Segundo o parlamentar, os dados neurais são a última fronteira da privacidade humana, o que tem feito diversos cientistas enfatizarem a necessidade de se desenvolver uma nova estrutura regulatória.

Essa regulação deverá assegurar: o direito à privacidade mental, à identidade e autonomia pessoal, ao livre arbítrio e autodeterminação, ao acesso equitativo ao aumento cognitivo, e o direito à proteção contra a discriminação algorítmica ou as decisões tomadas.

Consentimento do titular
De acordo com a proposta, o tratamento de dados neurais somente ocorrerá quando o titular ou o responsável legal consentir, de forma específica e destacada, para finalidades específicas, mesmo em circunstâncias clínicas ou nos casos em que a interface cérebro-computador tenha a capacidade de tratar dados com o titular inconsciente.

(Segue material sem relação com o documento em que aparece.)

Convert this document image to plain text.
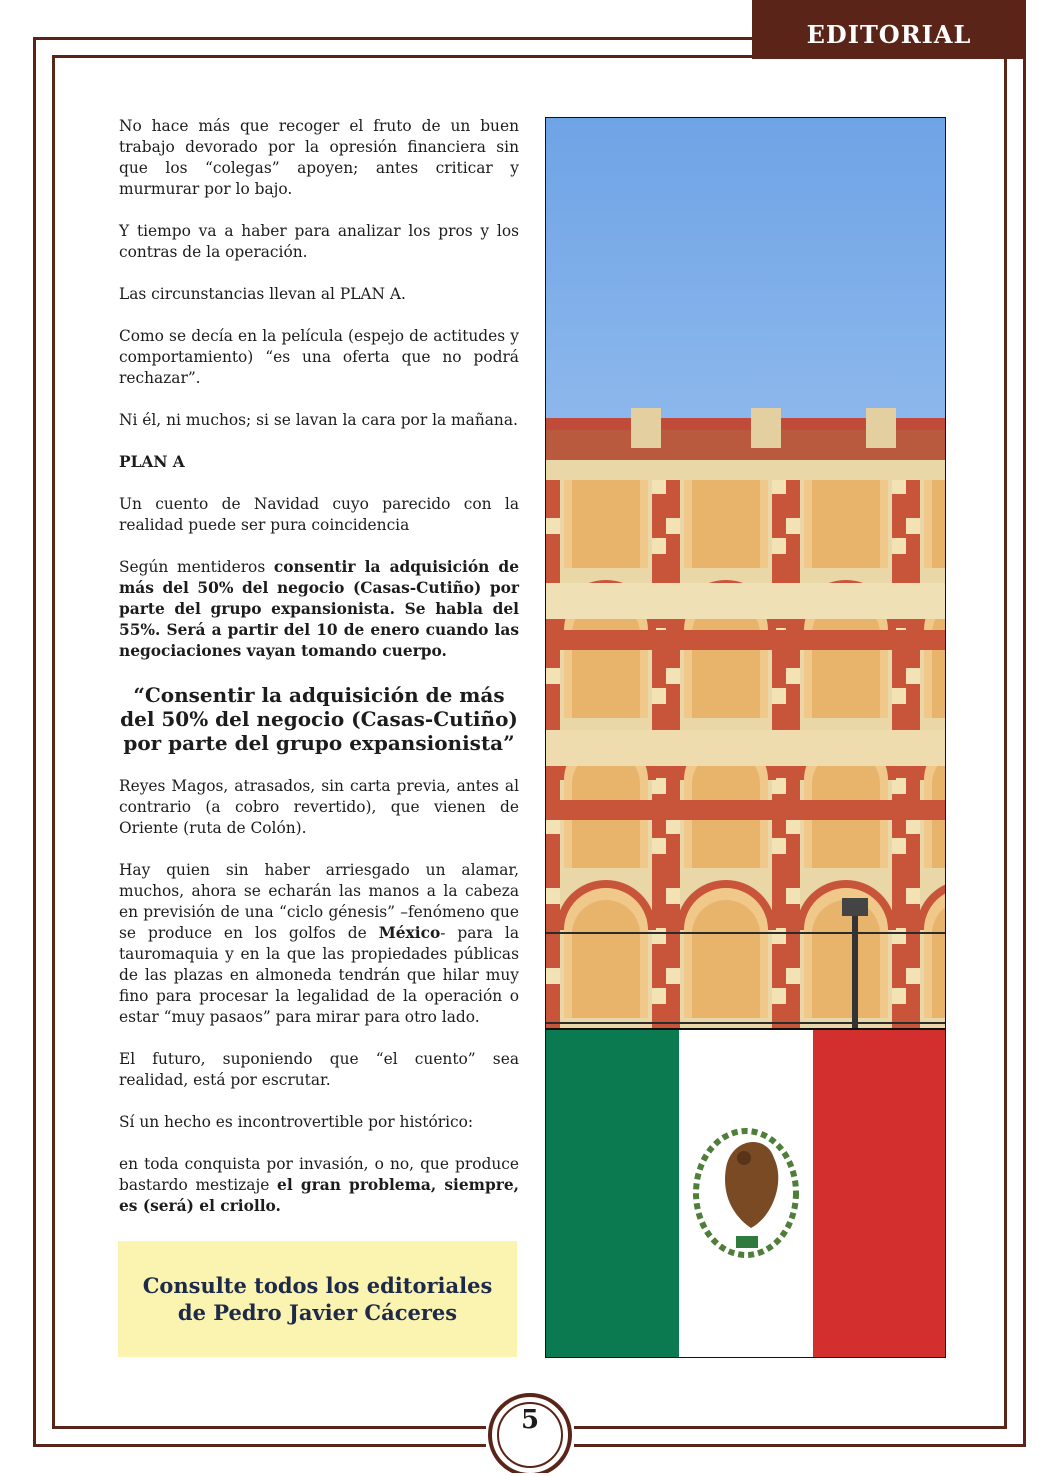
EDITORIAL

No hace más que recoger el fruto de un buen trabajo devorado por la opresión financiera sin que los “colegas” apoyen; antes criticar y murmurar por lo bajo.

Y tiempo va a haber para analizar los pros y los contras de la operación.

Las circunstancias llevan al PLAN A.

Como se decía en la película (espejo de actitudes y comportamiento) “es una oferta que no podrá rechazar”.

Ni él, ni muchos; si se lavan la cara por la mañana.

PLAN A

Un cuento de Navidad cuyo parecido con la realidad puede ser pura coincidencia

Según mentideros consentir la adquisición de más del 50% del negocio (Casas-Cutiño) por parte del grupo expansionista. Se habla del 55%. Será a partir del 10 de enero cuando las negociaciones vayan tomando cuerpo.

“Consentir la adquisición de más del 50% del negocio (Casas-Cutiño) por parte del grupo expansionista”

Reyes Magos, atrasados, sin carta previa, antes al contrario (a cobro revertido), que vienen de Oriente (ruta de Colón).

Hay quien sin haber arriesgado un alamar, muchos, ahora se echarán las manos a la cabeza en previsión de una “ciclo génesis” –fenómeno que se produce en los golfos de México- para la tauromaquia y en la que las propiedades públicas de las plazas en almoneda tendrán que hilar muy fino para procesar la legalidad de la operación o estar “muy pasaos” para mirar para otro lado.

El futuro, suponiendo que “el cuento” sea realidad, está por escrutar.

Sí un hecho es incontrovertible por histórico:

en toda conquista por invasión, o no, que produce bastardo mestizaje el gran problema, siempre, es (será) el criollo.

Consulte todos los editoriales
de Pedro Javier Cáceres
5
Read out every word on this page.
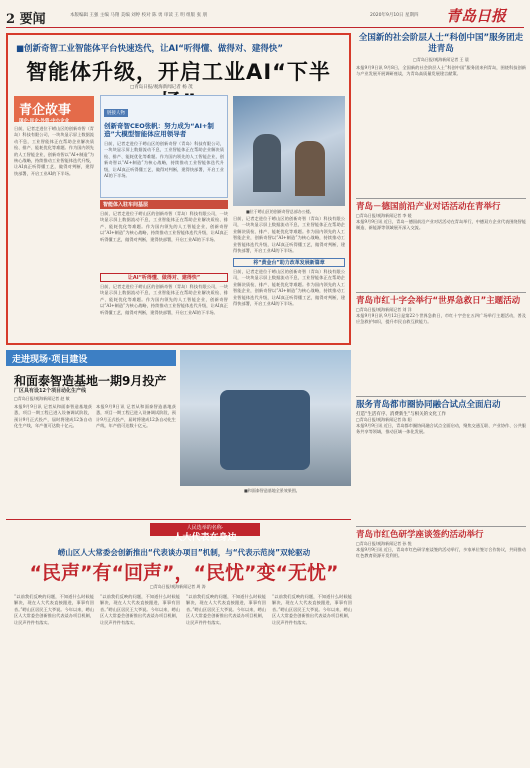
2 要闻	本版编辑 王强 主编 马翔 美编 刘婷 校对 陈 勇 审读 王 明 组版 张 朋	2020年9月10日 星期四 青岛日报
■创新奇智工业智能体平台快速迭代，让AI“听得懂、做得对、建得快”
智能体升级，开启工业AI“下半
□青岛日报/观海新闻记者 杨 茂
青企故事
国企·民企·外资·中小企业
日前，记者走进位于崂山区的创新奇智（青岛）科技有限公司，一块块显示屏上数据流动不息，工业智能体正在帮助企业解决质检、排产、能耗优化等难题。作为国内领先的人工智能企业，创新奇智以“AI+制造”为核心战略，持续推动工业智能体迭代升级，让AI真正听得懂工艺，做得对判断，建得快部署，开启工业AI的下半场。
链接人物
创新奇智CEO张帆：努力成为“AI+制造”大模型智能体应用领导者
日前，记者走进位于崂山区的创新奇智（青岛）科技有限公司，一块块显示屏上数据流动不息，工业智能体正在帮助企业解决质检、排产、能耗优化等难题。作为国内领先的人工智能企业，创新奇智以“AI+制造”为核心战略，持续推动工业智能体迭代升级，让AI真正听得懂工艺，做得对判断，建得快部署，开启工业AI的下半场。
智能体入驻车间基层
日前，记者走进位于崂山区的创新奇智（青岛）科技有限公司，一块块显示屏上数据流动不息，工业智能体正在帮助企业解决质检、排产、能耗优化等难题。作为国内领先的人工智能企业，创新奇智以“AI+制造”为核心战略，持续推动工业智能体迭代升级，让AI真正听得懂工艺，做得对判断，建得快部署，开启工业AI的下半场。
让AI“听得懂、做得对、建得快”
日前，记者走进位于崂山区的创新奇智（青岛）科技有限公司，一块块显示屏上数据流动不息，工业智能体正在帮助企业解决质检、排产、能耗优化等难题。作为国内领先的人工智能企业，创新奇智以“AI+制造”为核心战略，持续推动工业智能体迭代升级，让AI真正听得懂工艺，做得对判断，建得快部署，开启工业AI的下半场。
■位于崂山区的创新奇智总部办公楼。
日前，记者走进位于崂山区的创新奇智（青岛）科技有限公司，一块块显示屏上数据流动不息，工业智能体正在帮助企业解决质检、排产、能耗优化等难题。作为国内领先的人工智能企业，创新奇智以“AI+制造”为核心战略，持续推动工业智能体迭代升级，让AI真正听得懂工艺，做得对判断，建得快部署，开启工业AI的下半场。
将“黄金台”助力改革发展新篇章
日前，记者走进位于崂山区的创新奇智（青岛）科技有限公司，一块块显示屏上数据流动不息，工业智能体正在帮助企业解决质检、排产、能耗优化等难题。作为国内领先的人工智能企业，创新奇智以“AI+制造”为核心战略，持续推动工业智能体迭代升级，让AI真正听得懂工艺，做得对判断，建得快部署，开启工业AI的下半场。
全国新的社会阶层人士“科创中国”服务团走进青岛
□青岛日报/观海新闻记者 王 晨
本报9月9日讯 9月8日，全国新的社会阶层人士“科创中国”服务团来到青岛，围绕科技创新与产业发展开展调研座谈，为青岛高质量发展建言献策。
青岛－德国前沿产业对话活动在青举行
□青岛日报/观海新闻记者 李 媛
本报9月9日讯 近日，青岛－德国前沿产业对话活动在青岛举行，中德双方企业代表围绕智能制造、新能源等领域展开深入交流。
青岛市红十字会举行“世界急救日”主题活动
□青岛日报/观海新闻记者 刘 洋
本报9月9日讯 9月12日是第22个世界急救日，市红十字会在五四广场举行主题活动，普及应急救护知识，提升市民自救互救能力。
服务青岛都市圈协同融合试点全面启动
打造“生活有序、消费新生”与相关的文化工作
□青岛日报/观海新闻记者 陈 阳
本报9月9日讯 近日，青岛都市圈协同融合试点全面启动，聚焦交通互联、产业协作、公共服务共享等领域，推动区域一体化发展。
青岛市红色研学座谈签约活动举行
□青岛日报/观海新闻记者 孙 悦
本报9月9日讯 近日，青岛市红色研学座谈签约活动举行，多家单位签订合作协议，共同推动红色教育资源开发利用。
走进现场·项目建设
和面泰智造基地一期9月投产
厂区具有设12个项目动化生产线
□青岛日报/观海新闻记者 赵 敏
本报9月9日讯 记者从和面泰智造基地获悉，项目一期工程已进入设备调试阶段，预计9月正式投产，届时将建成12条自动化生产线，年产值可达数十亿元。
本报9月9日讯 记者从和面泰智造基地获悉，项目一期工程已进入设备调试阶段，预计9月正式投产，届时将建成12条自动化生产线，年产值可达数十亿元。
■和面泰智造基地全景效果图。
人民选举的名称·
人大代表在身边
崂山区人大常委会创新推出“代表谈办项目”机制，与“代表示范岗”双轮驱动
“民声”有“回声”，“民忧”变“无忧”
□青岛日报/观海新闻记者 周 涛
“以前我们反映的问题，不知道什么时候能解决，现在人大代表直接跟进，事事有回音。”崂山区居民王大爷说。今年以来，崂山区人大常委会创新推出代表谈办项目机制，让民声件件有落实。
“以前我们反映的问题，不知道什么时候能解决，现在人大代表直接跟进，事事有回音。”崂山区居民王大爷说。今年以来，崂山区人大常委会创新推出代表谈办项目机制，让民声件件有落实。
“以前我们反映的问题，不知道什么时候能解决，现在人大代表直接跟进，事事有回音。”崂山区居民王大爷说。今年以来，崂山区人大常委会创新推出代表谈办项目机制，让民声件件有落实。
“以前我们反映的问题，不知道什么时候能解决，现在人大代表直接跟进，事事有回音。”崂山区居民王大爷说。今年以来，崂山区人大常委会创新推出代表谈办项目机制，让民声件件有落实。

O tratamento de dados neurais poderá ocorrer sem fornecimento de consentimento do titular nas hipóteses em que for indispensável para a realização de estudos por órgão de pesquisa, garantida a anonimização dos dados pessoais sensíveis, para a proteção da vida ou da incolumidade física do titular ou de terceiro ou para a tutela da saúde, exclusivamente, em procedimento realizado por profissionais e serviços de saúde ou autoridade sanitária.

O pedido de consentimento para o tratamento de dados neurais deverá indicar, de forma clara e destacada, os possíveis efeitos físicos, cognitivos e emocionais de sua aplicação, as contraindicações bem como as normas sobre privacidade e as medidas de segurança da informação adotadas.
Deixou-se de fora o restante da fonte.